Faculty: Corita Grudzen, MD, MSHS, FACEP
- Corita R. Grudzen, MD, MSHS, FACEP
- Professor, Emergency Medicine and Population Health
- Associate Dean, Clinical Sciences
- Deputy Director, Clinical and Translational Science Institute
- Vice Chair for Research, Emergency Medicine
- Ronald O. Perelman Department of Emergency Medicine
- NYU Grossman School of Medicine
Read Video Transcript
- Welcome to MicroED, quick facts for big issues. My name's Corita Grudzen, and I'm an emergency physician. Here are some tips about how to use palliative care in the ED. ED visits for older adults with serious life-limiting illness continue to grow. Many prefer to receive care at home and avoid life-sustaining therapies.

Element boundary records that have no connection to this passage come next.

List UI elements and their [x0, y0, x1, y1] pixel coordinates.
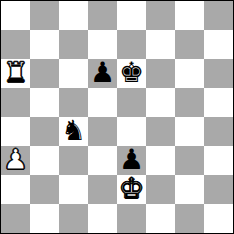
square-d4[interactable]: [88, 117, 117, 146]
white-king-piece: ♚: [119, 175, 144, 203]
square-a8[interactable]: [1, 1, 30, 30]
square-h5[interactable]: [204, 88, 233, 117]
square-a3[interactable]: ♟: [1, 146, 30, 175]
square-a2[interactable]: [1, 175, 30, 204]
board-diagram: ♜♟♚♞♟♟♚: [0, 0, 234, 234]
square-f1[interactable]: [146, 204, 175, 233]
square-c4[interactable]: ♞: [59, 117, 88, 146]
square-f6[interactable]: [146, 59, 175, 88]
square-h4[interactable]: [204, 117, 233, 146]
square-c7[interactable]: [59, 30, 88, 59]
chess-board: ♜♟♚♞♟♟♚: [0, 0, 234, 234]
square-a6[interactable]: ♜: [1, 59, 30, 88]
square-g5[interactable]: [175, 88, 204, 117]
square-h6[interactable]: [204, 59, 233, 88]
square-f8[interactable]: [146, 1, 175, 30]
square-b1[interactable]: [30, 204, 59, 233]
square-b7[interactable]: [30, 30, 59, 59]
square-f2[interactable]: [146, 175, 175, 204]
square-b5[interactable]: [30, 88, 59, 117]
square-g4[interactable]: [175, 117, 204, 146]
square-c2[interactable]: [59, 175, 88, 204]
square-h1[interactable]: [204, 204, 233, 233]
square-g3[interactable]: [175, 146, 204, 175]
square-g2[interactable]: [175, 175, 204, 204]
square-f4[interactable]: [146, 117, 175, 146]
square-c6[interactable]: [59, 59, 88, 88]
square-d1[interactable]: [88, 204, 117, 233]
square-e2[interactable]: ♚: [117, 175, 146, 204]
square-d2[interactable]: [88, 175, 117, 204]
black-king-piece: ♚: [119, 59, 144, 87]
square-b6[interactable]: [30, 59, 59, 88]
square-c1[interactable]: [59, 204, 88, 233]
square-h8[interactable]: [204, 1, 233, 30]
square-f5[interactable]: [146, 88, 175, 117]
square-h2[interactable]: [204, 175, 233, 204]
square-d8[interactable]: [88, 1, 117, 30]
square-e5[interactable]: [117, 88, 146, 117]
square-d5[interactable]: [88, 88, 117, 117]
square-g6[interactable]: [175, 59, 204, 88]
square-d6[interactable]: ♟: [88, 59, 117, 88]
square-b8[interactable]: [30, 1, 59, 30]
black-pawn-piece: ♟: [119, 146, 144, 174]
black-knight-piece: ♞: [61, 117, 86, 145]
square-e1[interactable]: [117, 204, 146, 233]
square-b4[interactable]: [30, 117, 59, 146]
square-h3[interactable]: [204, 146, 233, 175]
square-g1[interactable]: [175, 204, 204, 233]
square-f3[interactable]: [146, 146, 175, 175]
white-pawn-piece: ♟: [3, 146, 28, 174]
square-c3[interactable]: [59, 146, 88, 175]
square-g8[interactable]: [175, 1, 204, 30]
square-d3[interactable]: [88, 146, 117, 175]
square-f7[interactable]: [146, 30, 175, 59]
black-pawn-piece: ♟: [90, 59, 115, 87]
square-h7[interactable]: [204, 30, 233, 59]
square-a5[interactable]: [1, 88, 30, 117]
square-e8[interactable]: [117, 1, 146, 30]
square-g7[interactable]: [175, 30, 204, 59]
white-rook-piece: ♜: [3, 59, 28, 87]
square-b3[interactable]: [30, 146, 59, 175]
square-b2[interactable]: [30, 175, 59, 204]
square-c8[interactable]: [59, 1, 88, 30]
square-a1[interactable]: [1, 204, 30, 233]
square-e6[interactable]: ♚: [117, 59, 146, 88]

Hospice and palliative medicine is a subspecialty that's been shown to decrease symptom burden, increase patient and family satisfaction, and improve quality of life. However, teams are limited in number, and they're consulted far too late. Primary palliative care is provided by generalists and can and should be delivered by emergency physicians. Assessing for advanced directives is vital to ensure care that's concordant with patients' previous wishes. Hospice care, usually delivered at home, focuses on relief of burdensome symptoms and caregiver support. Hospice patients may arrive in the ED for many reasons that deserve careful inquiry and communication with the hospice team. In the ED, primary palliative care includes assessing for the presence of advanced directives, inquiring about hospice and communicating directly with the agency, and aggressively treating burdensome symptoms. Specialty palliative care in the ED, usually in the form of consultation from an inpatient team, should be considered for unclear goals of care or family conflict, discharge planning for patients actively dying or whose goals are consistent with hospice care. Thank you for listening, and we hope this improves your practice.